Electron microscopy of T. gondii cysts formed after 9 days of induction in vitro. (A) Intracellular cyst of ME49 demonstrating the convoluted cell wall (arrows) and internal granular matrix (M). Parasite nuclei (N) are located posteriorly. (B) Enlargement of ME49 cyst demonstrating posterior nuclei (N), abundant micronemes (black arrowheads), amylopectin granules (arrows), and electron-dense rhoptries (white arrowheads). (C) Cyst of MAS containing parasites that resemble tachyzoites. Although the cyst wall (arrows) and internal matrix (M) were similar, the parasites lacked features of bradyzoites. Parasite nuclei (N) were located centrally. (D) Enlargement of MAS cyst showing parasites with honeycombed rhoptries (white arrowhead), centrally located nucleus (N), fewer micronemes, and fewer amylopectin granules. (E) Cyst of FOU showing tachyzoite-like features, including centrally located nucleus (N) and honeycombed rhoptries (arrowhead). (F) Enlarged cyst of FOU showing characteristic tachyzoite-like features, including centrally located nuclei (N), fewer micronemes, and absence of amylopectin granules.

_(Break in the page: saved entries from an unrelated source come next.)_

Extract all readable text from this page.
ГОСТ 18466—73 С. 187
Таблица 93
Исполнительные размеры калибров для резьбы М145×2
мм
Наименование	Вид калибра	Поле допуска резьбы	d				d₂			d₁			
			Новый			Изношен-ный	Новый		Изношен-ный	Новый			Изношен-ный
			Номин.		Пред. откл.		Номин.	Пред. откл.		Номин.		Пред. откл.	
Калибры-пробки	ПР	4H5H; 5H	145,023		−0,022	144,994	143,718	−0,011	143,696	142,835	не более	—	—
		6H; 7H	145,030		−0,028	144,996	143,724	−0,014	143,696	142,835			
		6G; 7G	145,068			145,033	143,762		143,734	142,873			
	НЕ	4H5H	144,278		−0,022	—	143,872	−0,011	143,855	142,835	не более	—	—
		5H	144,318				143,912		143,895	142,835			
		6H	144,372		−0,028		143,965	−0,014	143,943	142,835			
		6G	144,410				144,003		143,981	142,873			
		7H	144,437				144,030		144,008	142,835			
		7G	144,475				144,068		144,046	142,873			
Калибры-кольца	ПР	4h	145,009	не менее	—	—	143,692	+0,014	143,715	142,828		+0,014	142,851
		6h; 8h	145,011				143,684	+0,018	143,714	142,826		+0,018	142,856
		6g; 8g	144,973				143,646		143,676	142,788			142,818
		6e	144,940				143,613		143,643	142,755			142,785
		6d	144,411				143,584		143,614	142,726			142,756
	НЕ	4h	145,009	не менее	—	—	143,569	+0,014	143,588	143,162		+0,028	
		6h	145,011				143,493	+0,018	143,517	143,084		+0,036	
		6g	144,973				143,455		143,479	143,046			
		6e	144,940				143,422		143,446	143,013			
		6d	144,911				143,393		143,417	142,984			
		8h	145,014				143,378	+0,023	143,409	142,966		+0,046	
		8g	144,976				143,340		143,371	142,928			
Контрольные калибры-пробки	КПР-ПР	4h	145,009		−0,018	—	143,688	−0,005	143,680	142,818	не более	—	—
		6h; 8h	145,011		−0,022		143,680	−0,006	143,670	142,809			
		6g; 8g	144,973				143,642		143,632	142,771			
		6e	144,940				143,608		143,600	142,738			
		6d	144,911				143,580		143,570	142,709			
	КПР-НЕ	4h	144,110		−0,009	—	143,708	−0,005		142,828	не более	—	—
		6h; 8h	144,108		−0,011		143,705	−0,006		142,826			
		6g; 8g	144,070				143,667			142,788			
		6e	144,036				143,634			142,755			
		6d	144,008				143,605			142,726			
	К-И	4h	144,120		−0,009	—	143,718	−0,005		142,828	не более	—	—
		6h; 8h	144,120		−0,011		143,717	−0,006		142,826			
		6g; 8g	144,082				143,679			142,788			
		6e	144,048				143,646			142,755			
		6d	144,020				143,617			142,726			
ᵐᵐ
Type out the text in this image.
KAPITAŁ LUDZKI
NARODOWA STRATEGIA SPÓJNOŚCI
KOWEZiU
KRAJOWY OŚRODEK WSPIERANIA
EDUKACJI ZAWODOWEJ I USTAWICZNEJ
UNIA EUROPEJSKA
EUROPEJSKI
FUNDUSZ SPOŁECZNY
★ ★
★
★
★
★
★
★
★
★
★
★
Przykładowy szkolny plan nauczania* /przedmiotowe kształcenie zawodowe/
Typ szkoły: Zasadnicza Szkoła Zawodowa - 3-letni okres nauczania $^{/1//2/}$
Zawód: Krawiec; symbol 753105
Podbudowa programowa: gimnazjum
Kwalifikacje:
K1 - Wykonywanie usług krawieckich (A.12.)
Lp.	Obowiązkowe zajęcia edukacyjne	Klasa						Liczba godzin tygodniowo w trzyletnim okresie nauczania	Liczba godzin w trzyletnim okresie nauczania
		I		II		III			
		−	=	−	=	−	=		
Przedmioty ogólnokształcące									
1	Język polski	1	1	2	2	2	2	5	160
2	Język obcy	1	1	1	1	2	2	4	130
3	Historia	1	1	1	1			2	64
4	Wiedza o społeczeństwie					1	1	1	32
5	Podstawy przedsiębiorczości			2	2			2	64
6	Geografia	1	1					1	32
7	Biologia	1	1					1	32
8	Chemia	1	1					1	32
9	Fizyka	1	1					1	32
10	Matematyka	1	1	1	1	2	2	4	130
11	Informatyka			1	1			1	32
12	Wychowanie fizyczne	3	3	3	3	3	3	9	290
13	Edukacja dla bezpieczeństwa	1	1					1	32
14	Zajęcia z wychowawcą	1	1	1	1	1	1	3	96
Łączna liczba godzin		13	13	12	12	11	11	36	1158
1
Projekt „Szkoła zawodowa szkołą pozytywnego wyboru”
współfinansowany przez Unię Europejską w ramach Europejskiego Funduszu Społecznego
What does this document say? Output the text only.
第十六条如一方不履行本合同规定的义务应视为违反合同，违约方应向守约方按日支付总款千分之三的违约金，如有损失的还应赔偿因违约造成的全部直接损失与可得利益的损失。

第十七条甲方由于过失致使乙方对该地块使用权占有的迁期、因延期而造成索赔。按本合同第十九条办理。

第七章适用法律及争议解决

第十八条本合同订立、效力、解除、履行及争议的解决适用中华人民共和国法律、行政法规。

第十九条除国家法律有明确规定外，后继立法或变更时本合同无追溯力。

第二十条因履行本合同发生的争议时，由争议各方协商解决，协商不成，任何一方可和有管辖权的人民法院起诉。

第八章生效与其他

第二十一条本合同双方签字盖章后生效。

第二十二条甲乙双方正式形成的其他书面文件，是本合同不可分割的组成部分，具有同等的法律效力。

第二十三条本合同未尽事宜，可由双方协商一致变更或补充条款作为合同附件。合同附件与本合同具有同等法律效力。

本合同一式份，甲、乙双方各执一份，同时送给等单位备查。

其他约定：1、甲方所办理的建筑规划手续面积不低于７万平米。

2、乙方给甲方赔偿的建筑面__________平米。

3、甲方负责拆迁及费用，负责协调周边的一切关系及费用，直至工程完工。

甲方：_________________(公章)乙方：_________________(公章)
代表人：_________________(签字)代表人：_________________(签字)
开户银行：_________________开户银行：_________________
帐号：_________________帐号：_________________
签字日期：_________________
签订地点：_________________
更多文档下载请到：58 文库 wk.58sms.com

Scale bars in A and C = 1 μm; scale bars in B, D, E, and F = 500 nm.

FIG. 5.

In vivo-derived cysts of T. gondii stained with DBL. All strains of T. gondii produced cysts in vivo that stained strongly with lectin (white areas). Brain homogenates from chronically infected mice or rats were fixed and stained with fluoresceinated lectin. Scale bars = 10 μm.